The new West African currency that was earmarked to replace the CFA franc will not launch this year due to the corona virus pandemic.

Ivorian President Alassane Quattara revealed the information in a press conference during a visit to the southern city of Bouafle. “We know the eco (proposed name of the new currency) cannot be put in place this year because of COVID-19.”

In December, eight countries that form the West African Monetary Zone – Mali, Ivory Coast, Niger, Senegal, Benin, Burkina Faso, Togo, and Guinea Bissau; announced in a historic decision that they would switch to a new currency and stop using the CFA franc. Analysts viewed it as part of a “financial decolonization effort” from France.

However, these moves have hit a setback, and as such, the currency can only be launched in five years. The World Bank predicted that Sub Saharan Africa’s economy will contract by 3.2% in 2020, its worst performance on record.

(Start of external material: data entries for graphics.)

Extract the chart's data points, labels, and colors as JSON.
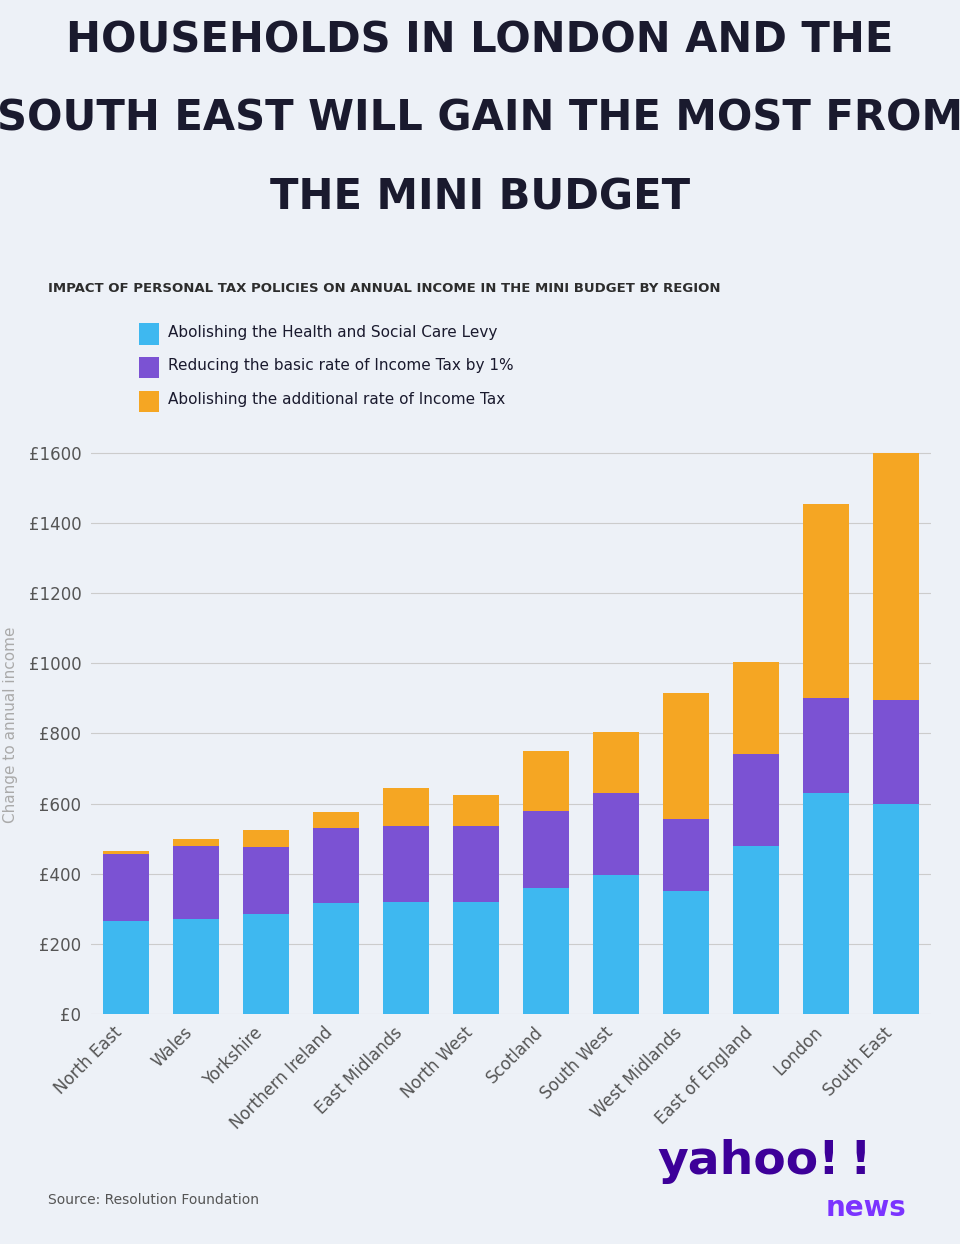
{
  "title_line1": "HOUSEHOLDS IN LONDON AND THE",
  "title_line2": "SOUTH EAST WILL GAIN THE MOST FROM",
  "title_line3": "THE MINI BUDGET",
  "subtitle": "IMPACT OF PERSONAL TAX POLICIES ON ANNUAL INCOME IN THE MINI BUDGET BY REGION",
  "categories": [
    "North East",
    "Wales",
    "Yorkshire",
    "Northern Ireland",
    "East Midlands",
    "North West",
    "Scotland",
    "South West",
    "West Midlands",
    "East of England",
    "London",
    "South East"
  ],
  "blue_values": [
    265,
    270,
    285,
    315,
    320,
    320,
    360,
    395,
    350,
    480,
    630,
    600
  ],
  "purple_values": [
    190,
    210,
    190,
    215,
    215,
    215,
    220,
    235,
    205,
    260,
    270,
    295
  ],
  "orange_values": [
    10,
    20,
    50,
    45,
    110,
    90,
    170,
    175,
    360,
    265,
    555,
    705
  ],
  "legend_labels": [
    "Abolishing the Health and Social Care Levy",
    "Reducing the basic rate of Income Tax by 1%",
    "Abolishing the additional rate of Income Tax"
  ],
  "bar_color_blue": "#3eb8f0",
  "bar_color_purple": "#7b52d3",
  "bar_color_orange": "#f5a623",
  "ylabel": "Change to annual income",
  "ylim": [
    0,
    1650
  ],
  "yticks": [
    0,
    200,
    400,
    600,
    800,
    1000,
    1200,
    1400,
    1600
  ],
  "ytick_labels": [
    "£0",
    "£200",
    "£400",
    "£600",
    "£800",
    "£1000",
    "£1200",
    "£1400",
    "£1600"
  ],
  "source_text": "Source: Resolution Foundation",
  "background_color": "#edf1f7",
  "title_color": "#1a1a2e",
  "subtitle_color": "#2d2d2d",
  "axis_label_color": "#aaaaaa",
  "tick_color": "#555555",
  "grid_color": "#cccccc",
  "yahoo_dark": "#3d0099",
  "yahoo_light": "#7b33ff"
}
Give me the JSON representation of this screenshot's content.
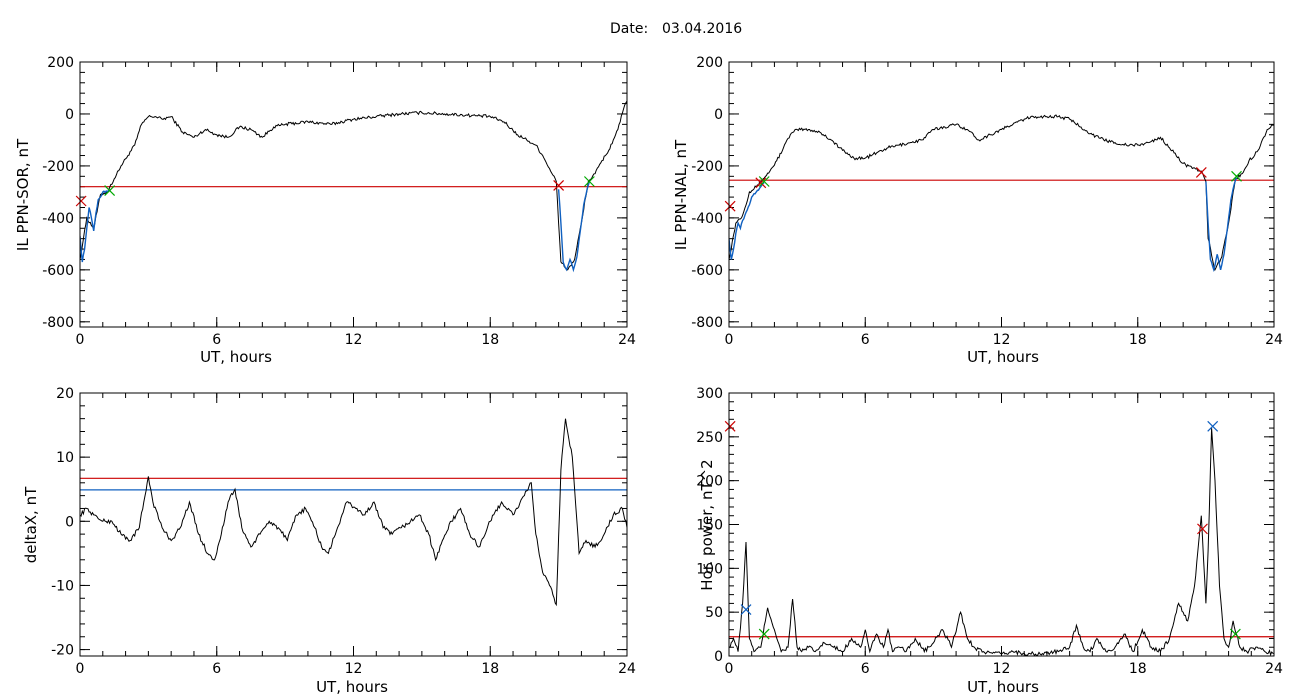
{
  "header": {
    "date_label": "Date:",
    "date_value": "03.04.2016"
  },
  "colors": {
    "trace": "#000000",
    "threshold": "#cc0000",
    "secondary": "#1060c0",
    "marker_start": "#cc0000",
    "marker_end": "#00aa00",
    "marker_peak": "#1060c0"
  },
  "chart_data": [
    {
      "type": "line",
      "xlabel": "UT, hours",
      "ylabel": "IL PPN-SOR, nT",
      "xlim": [
        0,
        24
      ],
      "ylim": [
        -820,
        200
      ],
      "xticks": [
        0,
        6,
        12,
        18,
        24
      ],
      "yticks": [
        -800,
        -600,
        -400,
        -200,
        0,
        200
      ],
      "series": [
        {
          "color": "#000000",
          "x": [
            0,
            0.3,
            0.6,
            0.9,
            1.2,
            1.5,
            1.8,
            2.1,
            2.4,
            2.7,
            3.0,
            3.3,
            3.6,
            4.0,
            4.5,
            5.0,
            5.5,
            6.0,
            6.5,
            7.0,
            7.5,
            8.0,
            8.5,
            9.0,
            10.0,
            11.0,
            12.0,
            13.0,
            14.0,
            15.0,
            16.0,
            17.0,
            18.0,
            18.6,
            19.2,
            19.6,
            20.0,
            20.3,
            20.6,
            20.9,
            21.0,
            21.1,
            21.4,
            21.7,
            22.0,
            22.3,
            22.6,
            22.9,
            23.2,
            23.5,
            23.7,
            23.85,
            24.0
          ],
          "y": [
            -560,
            -400,
            -440,
            -310,
            -300,
            -250,
            -200,
            -160,
            -120,
            -40,
            -10,
            -10,
            -20,
            -10,
            -70,
            -90,
            -60,
            -80,
            -90,
            -50,
            -60,
            -90,
            -50,
            -40,
            -30,
            -40,
            -20,
            -10,
            0,
            5,
            0,
            -5,
            -10,
            -30,
            -80,
            -100,
            -120,
            -160,
            -210,
            -260,
            -420,
            -570,
            -600,
            -560,
            -420,
            -260,
            -230,
            -180,
            -140,
            -80,
            -30,
            20,
            50
          ]
        },
        {
          "color": "#1060c0",
          "x": [
            0,
            0.1,
            0.2,
            0.3,
            0.4,
            0.5,
            0.6,
            0.7,
            0.8,
            0.9,
            1.0,
            1.2,
            1.35
          ],
          "y": [
            -470,
            -570,
            -520,
            -440,
            -360,
            -400,
            -450,
            -380,
            -330,
            -320,
            -300,
            -300,
            -290
          ]
        },
        {
          "color": "#1060c0",
          "x": [
            21.0,
            21.1,
            21.2,
            21.35,
            21.5,
            21.65,
            21.8,
            21.95,
            22.1,
            22.25,
            22.35
          ],
          "y": [
            -290,
            -420,
            -570,
            -600,
            -560,
            -600,
            -550,
            -450,
            -350,
            -290,
            -260
          ]
        }
      ],
      "threshold": {
        "y": -280,
        "color": "#cc0000"
      },
      "markers": [
        {
          "x": 0.05,
          "y": -335,
          "color": "#cc0000"
        },
        {
          "x": 1.3,
          "y": -295,
          "color": "#00aa00"
        },
        {
          "x": 21.0,
          "y": -275,
          "color": "#cc0000"
        },
        {
          "x": 22.35,
          "y": -260,
          "color": "#00aa00"
        }
      ],
      "noise": 6
    },
    {
      "type": "line",
      "xlabel": "UT, hours",
      "ylabel": "IL PPN-NAL, nT",
      "xlim": [
        0,
        24
      ],
      "ylim": [
        -820,
        200
      ],
      "xticks": [
        0,
        6,
        12,
        18,
        24
      ],
      "yticks": [
        -800,
        -600,
        -400,
        -200,
        0,
        200
      ],
      "series": [
        {
          "color": "#000000",
          "x": [
            0,
            0.3,
            0.6,
            0.9,
            1.2,
            1.5,
            1.8,
            2.1,
            2.4,
            2.7,
            3.0,
            3.5,
            4.0,
            4.5,
            5.0,
            5.5,
            6.0,
            6.5,
            7.0,
            7.5,
            8.0,
            8.5,
            9.0,
            9.5,
            10.0,
            10.5,
            11.0,
            11.5,
            12.0,
            12.5,
            13.0,
            13.5,
            14.0,
            14.5,
            15.0,
            15.5,
            16.0,
            16.5,
            17.0,
            17.5,
            18.0,
            18.5,
            19.0,
            19.6,
            20.0,
            20.4,
            20.8,
            21.0,
            21.1,
            21.4,
            21.7,
            22.0,
            22.3,
            22.6,
            22.9,
            23.3,
            23.7,
            24.0
          ],
          "y": [
            -560,
            -420,
            -390,
            -300,
            -280,
            -250,
            -220,
            -180,
            -130,
            -80,
            -60,
            -60,
            -70,
            -100,
            -140,
            -170,
            -170,
            -150,
            -130,
            -120,
            -110,
            -100,
            -60,
            -50,
            -40,
            -60,
            -100,
            -80,
            -60,
            -40,
            -20,
            -10,
            -10,
            -10,
            -20,
            -50,
            -80,
            -100,
            -110,
            -120,
            -120,
            -110,
            -90,
            -150,
            -190,
            -210,
            -220,
            -260,
            -480,
            -600,
            -550,
            -420,
            -250,
            -230,
            -180,
            -140,
            -60,
            -40
          ]
        },
        {
          "color": "#1060c0",
          "x": [
            0,
            0.1,
            0.2,
            0.3,
            0.4,
            0.5,
            0.6,
            0.7,
            0.8,
            0.9,
            1.0,
            1.2,
            1.4,
            1.55
          ],
          "y": [
            -480,
            -560,
            -520,
            -460,
            -420,
            -440,
            -410,
            -390,
            -370,
            -350,
            -320,
            -300,
            -280,
            -265
          ]
        },
        {
          "color": "#1060c0",
          "x": [
            21.0,
            21.1,
            21.2,
            21.35,
            21.5,
            21.65,
            21.8,
            21.95,
            22.1,
            22.25,
            22.35
          ],
          "y": [
            -260,
            -420,
            -560,
            -600,
            -540,
            -600,
            -540,
            -440,
            -330,
            -270,
            -245
          ]
        }
      ],
      "threshold": {
        "y": -255,
        "color": "#cc0000"
      },
      "markers": [
        {
          "x": 0.05,
          "y": -355,
          "color": "#cc0000"
        },
        {
          "x": 1.4,
          "y": -265,
          "color": "#cc0000"
        },
        {
          "x": 1.55,
          "y": -260,
          "color": "#00aa00"
        },
        {
          "x": 20.8,
          "y": -225,
          "color": "#cc0000"
        },
        {
          "x": 22.35,
          "y": -240,
          "color": "#00aa00"
        }
      ],
      "noise": 6
    },
    {
      "type": "line",
      "xlabel": "UT, hours",
      "ylabel": "deltaX, nT",
      "xlim": [
        0,
        24
      ],
      "ylim": [
        -21,
        20
      ],
      "xticks": [
        0,
        6,
        12,
        18,
        24
      ],
      "yticks": [
        -20,
        -10,
        0,
        10,
        20
      ],
      "series": [
        {
          "color": "#000000",
          "x": [
            0,
            0.3,
            0.6,
            1.0,
            1.4,
            1.8,
            2.2,
            2.6,
            2.8,
            3.0,
            3.2,
            3.6,
            4.0,
            4.4,
            4.8,
            5.2,
            5.6,
            5.9,
            6.2,
            6.5,
            6.8,
            7.1,
            7.5,
            7.9,
            8.3,
            8.7,
            9.1,
            9.5,
            9.9,
            10.3,
            10.6,
            10.9,
            11.3,
            11.7,
            12.1,
            12.5,
            12.9,
            13.3,
            13.7,
            14.1,
            14.5,
            14.9,
            15.3,
            15.6,
            15.9,
            16.3,
            16.7,
            17.1,
            17.5,
            18.0,
            18.5,
            19.0,
            19.5,
            19.8,
            20.0,
            20.3,
            20.6,
            20.9,
            21.1,
            21.3,
            21.6,
            21.9,
            22.2,
            22.6,
            23.0,
            23.4,
            23.8,
            24.0
          ],
          "y": [
            1,
            2,
            1,
            0,
            0,
            -2,
            -3,
            -1,
            3,
            7,
            3,
            -1,
            -3,
            -1,
            3,
            -2,
            -5,
            -6,
            -2,
            3,
            5,
            -1,
            -4,
            -2,
            0,
            -1,
            -3,
            1,
            2,
            -1,
            -4,
            -5,
            -1,
            3,
            2,
            1,
            3,
            -1,
            -2,
            -1,
            0,
            1,
            -2,
            -6,
            -3,
            0,
            2,
            -2,
            -4,
            0,
            3,
            1,
            4,
            6,
            -2,
            -8,
            -10,
            -13,
            8,
            16,
            10,
            -5,
            -3,
            -4,
            -2,
            1,
            2,
            -1
          ]
        }
      ],
      "hlines": [
        {
          "y": 6.7,
          "color": "#cc0000"
        },
        {
          "y": 4.9,
          "color": "#1060c0"
        }
      ],
      "markers": [],
      "noise": 0.35
    },
    {
      "type": "line",
      "xlabel": "UT, hours",
      "ylabel": "Hor. power, nT^2",
      "xlim": [
        0,
        24
      ],
      "ylim": [
        0,
        300
      ],
      "xticks": [
        0,
        6,
        12,
        18,
        24
      ],
      "yticks": [
        0,
        50,
        100,
        150,
        200,
        250,
        300
      ],
      "series": [
        {
          "color": "#000000",
          "x": [
            0,
            0.2,
            0.4,
            0.6,
            0.75,
            0.9,
            1.1,
            1.4,
            1.7,
            2.0,
            2.3,
            2.6,
            2.8,
            3.0,
            3.2,
            3.5,
            3.8,
            4.2,
            4.6,
            5.0,
            5.4,
            5.8,
            6.0,
            6.2,
            6.5,
            6.8,
            7.0,
            7.2,
            7.5,
            7.8,
            8.2,
            8.6,
            9.0,
            9.4,
            9.8,
            10.2,
            10.5,
            10.8,
            11.2,
            11.6,
            12.0,
            12.5,
            13.0,
            13.5,
            14.0,
            14.5,
            15.0,
            15.3,
            15.6,
            15.9,
            16.2,
            16.6,
            17.0,
            17.4,
            17.8,
            18.2,
            18.6,
            19.0,
            19.4,
            19.8,
            20.2,
            20.5,
            20.8,
            21.0,
            21.1,
            21.25,
            21.4,
            21.6,
            21.8,
            22.0,
            22.2,
            22.5,
            22.8,
            23.2,
            23.6,
            24.0
          ],
          "y": [
            10,
            20,
            5,
            60,
            130,
            20,
            5,
            10,
            55,
            30,
            5,
            10,
            65,
            10,
            5,
            10,
            5,
            15,
            10,
            5,
            20,
            10,
            30,
            5,
            25,
            10,
            30,
            5,
            10,
            5,
            20,
            5,
            15,
            30,
            10,
            50,
            20,
            10,
            5,
            3,
            2,
            5,
            3,
            2,
            3,
            5,
            10,
            35,
            10,
            5,
            20,
            5,
            10,
            25,
            5,
            30,
            10,
            5,
            20,
            60,
            40,
            80,
            160,
            60,
            120,
            260,
            200,
            80,
            20,
            10,
            40,
            10,
            5,
            10,
            5,
            3
          ]
        }
      ],
      "threshold": {
        "y": 22,
        "color": "#cc0000"
      },
      "markers": [
        {
          "x": 0.05,
          "y": 262,
          "color": "#cc0000"
        },
        {
          "x": 0.75,
          "y": 53,
          "color": "#1060c0"
        },
        {
          "x": 1.55,
          "y": 25,
          "color": "#00aa00"
        },
        {
          "x": 20.85,
          "y": 145,
          "color": "#cc0000"
        },
        {
          "x": 21.3,
          "y": 262,
          "color": "#1060c0"
        },
        {
          "x": 22.3,
          "y": 25,
          "color": "#00aa00"
        }
      ],
      "noise": 2.5
    }
  ]
}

Most Africans view the new currency as a source of pride, and it was anticipated during talks on the eco held in Niamey early this month, that the currency launch would remain on track. All eight countries vowed to meet the agreed criteria including capping national budget deficits at or below 3% of gross domestic product.

However, that now seems impossible in the near future, with President Quattara adding, “We think it will be difficult to get to a 3% deficit for two or three years, so personally I don’t see the eco’s arrival for five years.”